Ali Khalil had a video on his phone showing him cutting up cannabis plants and texts proving that he was growing and selling it, Bradford Crown Court heard on Thursday.

Khalil, 30, of Douglas Towers, Radwell Drive, off Manchester Road, Bradford, pleaded guilty to production of cannabis on the day of his trial in October and was remanded into custody.

Prosecutor Ian Cook said the police arrived in Greaves Street, Little Horton, on May 13, 2021, to catch him locking the door on the crop.

Three rooms had been given over to the production of cannabis with a total of 88 mature plants discovered and a follow-on crop of 111 seedlings in a tent in the living room.

Mr Cook said there were photos of dried cannabis on the phone and evidence that Khalil had taken 40 taxi journeys to the address from his home.

The potential yield from the mature plants was 9.24 kilos with a street value of almost £80,000 and a wholesale value of up to £55,000.

Simon Hustler said in mitigation that Khalil had come to the UK in 2009 to make something of himself and was deeply ashamed that he had become a drugs producer.

He had at first obtained a variety of jobs in factories and car washes and as a cleaner but the lockdown meant that the work had dried up.

Mr Hustler said he had no previous convictions and the grow was ‘a relatively modest set-up.’ He made comparisons to some cases where the cannabis farms contained thousands of plants and the production was on an industrial scale.

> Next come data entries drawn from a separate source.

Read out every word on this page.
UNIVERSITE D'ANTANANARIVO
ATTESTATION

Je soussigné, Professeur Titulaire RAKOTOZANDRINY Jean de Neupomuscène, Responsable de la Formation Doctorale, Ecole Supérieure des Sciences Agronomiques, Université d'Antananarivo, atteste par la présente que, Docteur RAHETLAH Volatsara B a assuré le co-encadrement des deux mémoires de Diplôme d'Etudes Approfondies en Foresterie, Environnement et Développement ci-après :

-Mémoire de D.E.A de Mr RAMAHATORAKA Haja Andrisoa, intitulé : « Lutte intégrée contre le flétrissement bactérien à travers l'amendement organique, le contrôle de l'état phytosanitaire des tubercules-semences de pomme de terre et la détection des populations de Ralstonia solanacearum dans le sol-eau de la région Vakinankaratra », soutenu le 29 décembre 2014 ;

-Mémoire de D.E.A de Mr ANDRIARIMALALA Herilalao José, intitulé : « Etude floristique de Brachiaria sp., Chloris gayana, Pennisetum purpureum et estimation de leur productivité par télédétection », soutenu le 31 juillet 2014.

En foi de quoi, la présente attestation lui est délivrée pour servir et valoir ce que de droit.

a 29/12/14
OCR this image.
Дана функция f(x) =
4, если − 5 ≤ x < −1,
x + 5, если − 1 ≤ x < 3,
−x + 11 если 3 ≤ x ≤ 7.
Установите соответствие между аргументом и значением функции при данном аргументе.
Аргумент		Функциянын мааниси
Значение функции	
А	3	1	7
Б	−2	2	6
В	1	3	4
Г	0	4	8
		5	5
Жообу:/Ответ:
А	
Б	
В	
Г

“He had no champagne lifestyle,” Mr Hustler said.

Khalil lived in a modest high-rise flat and did not even own a car. Mr Hustler said the flat was ‘not in the most desirable of locations.’ Khalil’s remand into custody had been a salutary experience and he had learned his lesson.

Recorder Mark McKone KC pointed to the harm the use of cannabis causes, including psychosis and social problems.

But he accepted that Khalil was not leading a lavish lifestyle and said he was a man of previous good character.

He ordered that the cannabis plants and growing paraphernalia be forfeit and destroyed.